More than 60,000 protestors gathered in the Swiss city Bern on Saturday, less than a month before a national election, to demand stricter policies to tackle climate change, organizers said.
Such huge protests are unusual in Switzerland, and they reflect growing public dissatisfaction with the slow pace of policy development to tackle global warming, despite substantial evidence of its impact.
Switzerland’s glaciers have shrunk by 10% in two years, while September was the hottest on record in a country warming at more than twice the global rate.
“Many have been losing hope because the government is approving new roads and delaying the climate law. But today we were powerful,” said Georg Klingler from environmental campaigners Greenpeace who took part in the march.
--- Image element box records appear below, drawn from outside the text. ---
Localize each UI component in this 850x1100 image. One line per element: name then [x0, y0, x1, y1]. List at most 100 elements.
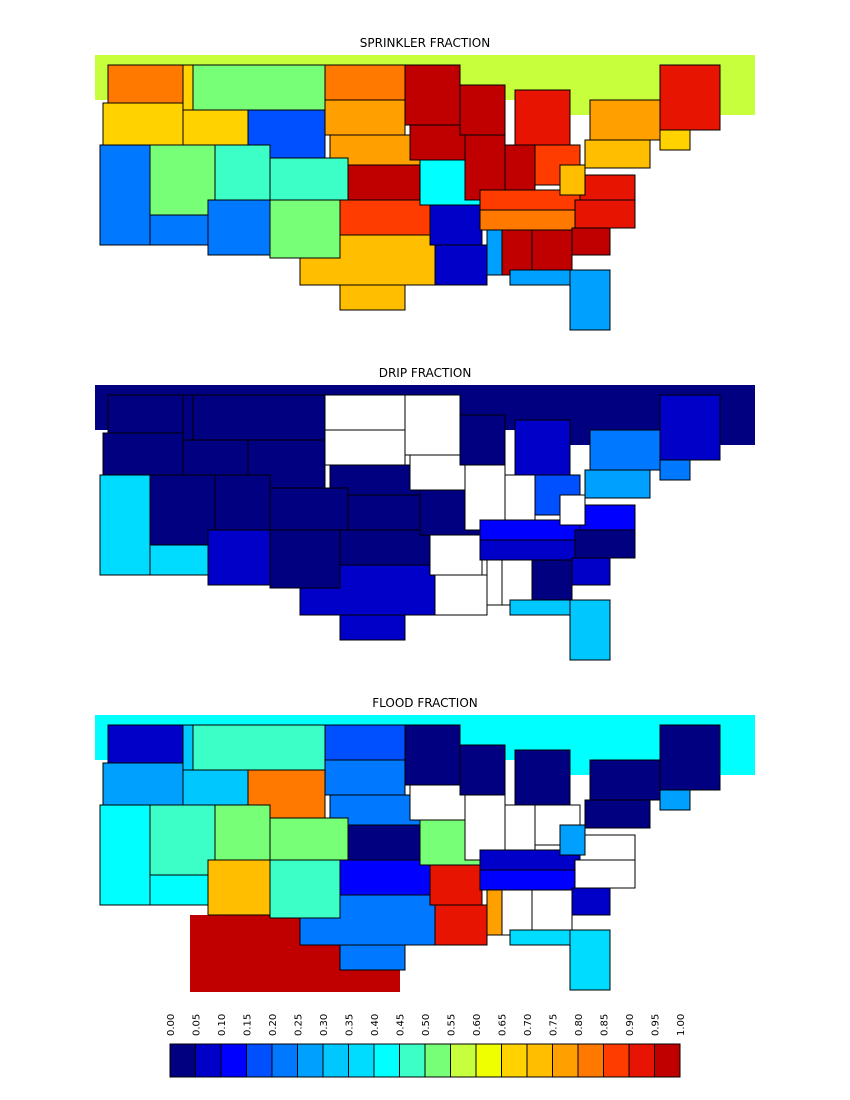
region-fl — [509, 929, 571, 946]
colorbar-swatch — [246, 1043, 273, 1078]
region-mn — [404, 394, 461, 456]
colorbar-swatch — [526, 1043, 553, 1078]
region-mex — [300, 970, 400, 992]
region-al — [501, 229, 533, 276]
colorbar-swatch — [475, 1043, 502, 1078]
region-wi — [459, 84, 506, 136]
panel-title-sprinkler: SPRINKLER FRACTION — [359, 36, 491, 50]
region-nc — [574, 529, 636, 559]
region-nm — [269, 529, 341, 589]
region-mn — [404, 724, 461, 786]
colorbar-tick-label: 0.65 — [498, 1014, 509, 1036]
region-nc — [574, 859, 636, 889]
colorbar-tick-label: 0.85 — [600, 1014, 611, 1036]
region-nv — [149, 804, 216, 876]
region-tn — [479, 869, 581, 891]
region-mi — [514, 419, 571, 476]
colorbar-swatch — [399, 1043, 426, 1078]
region-ar — [429, 534, 483, 576]
colorbar-tick-label: 0.45 — [396, 1014, 407, 1036]
region-sc — [571, 227, 611, 256]
colorbar-swatch — [628, 1043, 655, 1078]
map-panel-drip — [95, 385, 755, 662]
region-ca — [99, 474, 151, 576]
region-wv — [559, 824, 586, 856]
region-ga — [531, 889, 573, 936]
region-ut — [214, 474, 271, 531]
region-sne — [659, 459, 691, 481]
region-la — [434, 904, 488, 946]
region-ne_us — [659, 724, 721, 791]
colorbar-swatch — [271, 1043, 298, 1078]
region-nc — [574, 199, 636, 229]
colorbar-tick-label: 0.75 — [549, 1014, 560, 1036]
region-fl — [569, 929, 611, 991]
region-in — [504, 144, 536, 191]
colorbar-tick-label: 0.35 — [345, 1014, 356, 1036]
region-il — [464, 794, 506, 861]
region-ne_us — [659, 64, 721, 131]
region-ny — [589, 759, 661, 801]
region-al — [501, 889, 533, 936]
region-id — [182, 769, 249, 806]
region-in — [504, 804, 536, 851]
region-mt — [192, 64, 326, 111]
region-la — [434, 244, 488, 286]
region-ms — [486, 229, 503, 276]
region-ca — [149, 874, 209, 906]
region-ok — [339, 859, 431, 896]
region-fl — [509, 599, 571, 616]
region-pa — [584, 799, 651, 829]
colorbar-swatch — [195, 1043, 222, 1078]
colorbar-swatch — [450, 1043, 477, 1078]
region-ca — [149, 544, 209, 576]
region-mi — [514, 749, 571, 806]
region-id — [182, 439, 249, 476]
region-il — [464, 464, 506, 531]
region-ia — [409, 124, 466, 161]
region-sc — [571, 887, 611, 916]
region-nm — [269, 859, 341, 919]
region-nv — [149, 474, 216, 546]
region-ca — [149, 214, 209, 246]
region-mi — [514, 89, 571, 146]
region-ny — [589, 429, 661, 471]
colorbar-tick-label: 0.25 — [294, 1014, 305, 1036]
region-ca — [99, 144, 151, 246]
region-mt — [192, 394, 326, 441]
region-ms — [486, 559, 503, 606]
region-ut — [214, 804, 271, 861]
region-ne_us — [659, 394, 721, 461]
colorbar-tick-label: 0.80 — [574, 1014, 585, 1036]
region-ia — [409, 784, 466, 821]
colorbar-tick-label: 0.90 — [625, 1014, 636, 1036]
region-ga — [531, 559, 573, 606]
region-nd — [324, 724, 406, 761]
region-tx — [339, 614, 406, 641]
colorbar-tick-label: 0.10 — [217, 1014, 228, 1036]
colorbar-tick-label: 0.05 — [192, 1014, 203, 1036]
panel-title-drip: DRIP FRACTION — [378, 366, 472, 380]
region-mex — [300, 310, 400, 332]
region-fl — [569, 269, 611, 331]
region-mex — [300, 640, 400, 662]
region-pa — [584, 139, 651, 169]
colorbar-swatch — [169, 1043, 196, 1078]
colorbar-swatch — [220, 1043, 247, 1078]
colorbar-tick-label: 1.00 — [676, 1014, 687, 1036]
colorbar-swatch — [322, 1043, 349, 1078]
region-ks — [347, 164, 431, 201]
colorbar-tick-label: 0.40 — [370, 1014, 381, 1036]
region-ar — [429, 204, 483, 246]
map-panel-flood — [95, 715, 755, 992]
region-or — [102, 762, 184, 806]
region-tn — [479, 209, 581, 231]
region-tx — [339, 944, 406, 971]
colorbar-swatch — [424, 1043, 451, 1078]
region-va — [579, 834, 636, 861]
region-ut — [214, 144, 271, 201]
region-nm — [269, 199, 341, 259]
region-sd — [324, 759, 406, 796]
region-pa — [584, 469, 651, 499]
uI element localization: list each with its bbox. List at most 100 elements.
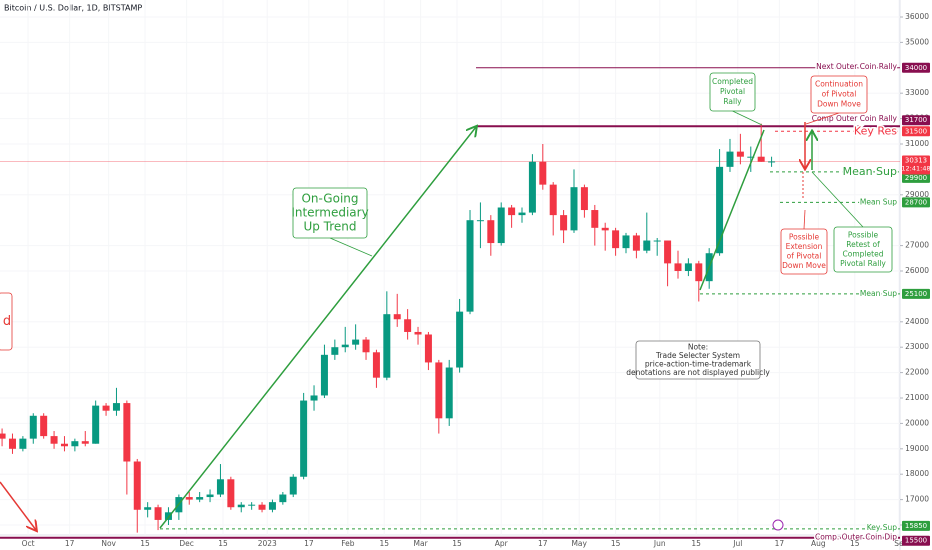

The Green Party, which boosted its presence at the last parliamentary election but does not have a seat in the ruling cabinet, estimated that more than 60,000 people took part. A Bern police spokesperson declined to give an estimate.
“Parliament, with its bourgeois majority, is preventing rapid, consistent and effective climate protection,” the Green Party said. “We need a change at the next elections,” it said, referring to the Oct. 22 legislative poll.
Switzerland’s policies are deemed “insufficient” by research consortium Climate Action Tracker.
Its voters approved a draft climate law in June that aims to cut emissions to net zero by 2050 by giving financial incentives for firms and consumers to switch to renewables. But the government has said the law will not take effect until 2025.